No me culpes / Raquel Garzón






No me culpes:
vi luz en tu alma y entré...
Es cierto,
no toqué timbre,
no golpeé.
Supuse que esperabas mi llegada.
Lo siento.
Si prejuzgué,
fue sin mala intención,
debes creerlo.

Como sea, estoy aquí:

prepárate.





Imagen: Hiroshi Watanabe

09 abril 2011

Salve Regina

Así sucedió que el desierto fue su hogar
y las bestias sus guardianes,
y una cueva su refugio,
y allí,
postrada ante las criaturas de la noche,
desnuda de héroes,
libre del primer hombre,
Lilith sucumbió a su destino.






Y sobre la arena edificó su patria,
y ni ángel, ni espada, ni paraísos domados pudieron detenerla,
pues había hecho del áspid su alimento,
de la luna su dios,
y del vampiro su amante.

(Libro de Lilith, cap.2, vss.1 y 2)



Imagen: Jeffery Scott

26 marzo 2011

Penumbrae






Se está bien aquí arriba. Caliente. Sola, a salvo de las miradas curiosas, de los rostros ajenos y tristes de los unos, de las sonrisas fingidas y circunspectas de los otros, ¡ya sé yo qué poco les gusta ver la cicatriz que me cruza el rostro! un rostro que nunca fue vulgar, o eso decías tú. ¡Qué raro! es ahora que ya no estás, cuando he empezado a creer en tus palabras.

Tras mi atalaya enrejada acaricio mi mejilla rota, sin temor a las preguntas veladas de los ángeles sombríos que esconden corbatas tras sus batas blancas. Ratpunzel que peina una y otra vez el sendero que dejó tu paso. Les miro. Allá abajo, en una inmensa mancha gris de cemento, las hormigas trazan un plan ya previsto. Las batas blancas primero. Detrás, torpes, desaliñadas, las sayas verdes como yo.

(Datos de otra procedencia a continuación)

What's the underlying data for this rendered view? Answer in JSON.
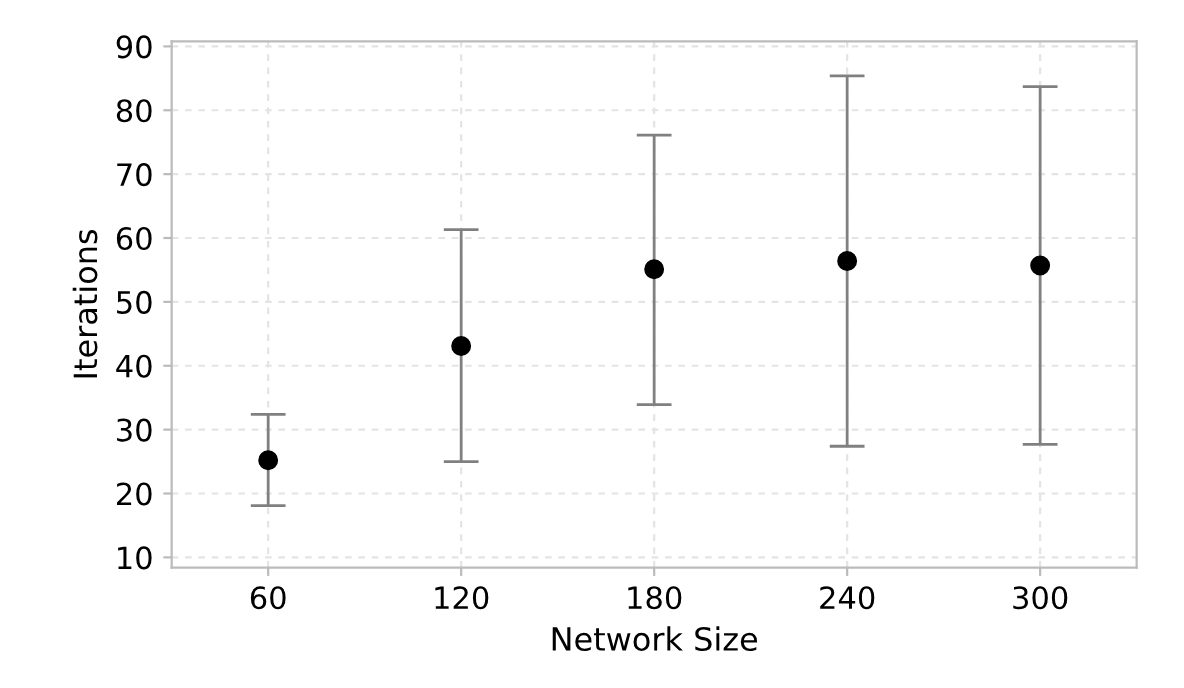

Observo los absurdos caminos que forman mientras repaso la última huella que dejó tu mano antes de partir. Mis dedos sucios. Mis uñas rotas.

Me gusta hacerlo. Es vivirte otra vez.

Aquí arriba se está bien. Caliente.

Sola.

Una joven mira hacia mi ventana mientras me señala con su dedo tembloroso y agarrotado. Ahora el insecto soy yo. No quiero escuchar lo que dice. Una pequeña mosca atrapada tras una celosía de metal, eso soy ahora. Puedo oír como grita con sus ojos de loca, un cuerpo deforme, la boca distorsionada. El chillido agudo de las zorras en celo.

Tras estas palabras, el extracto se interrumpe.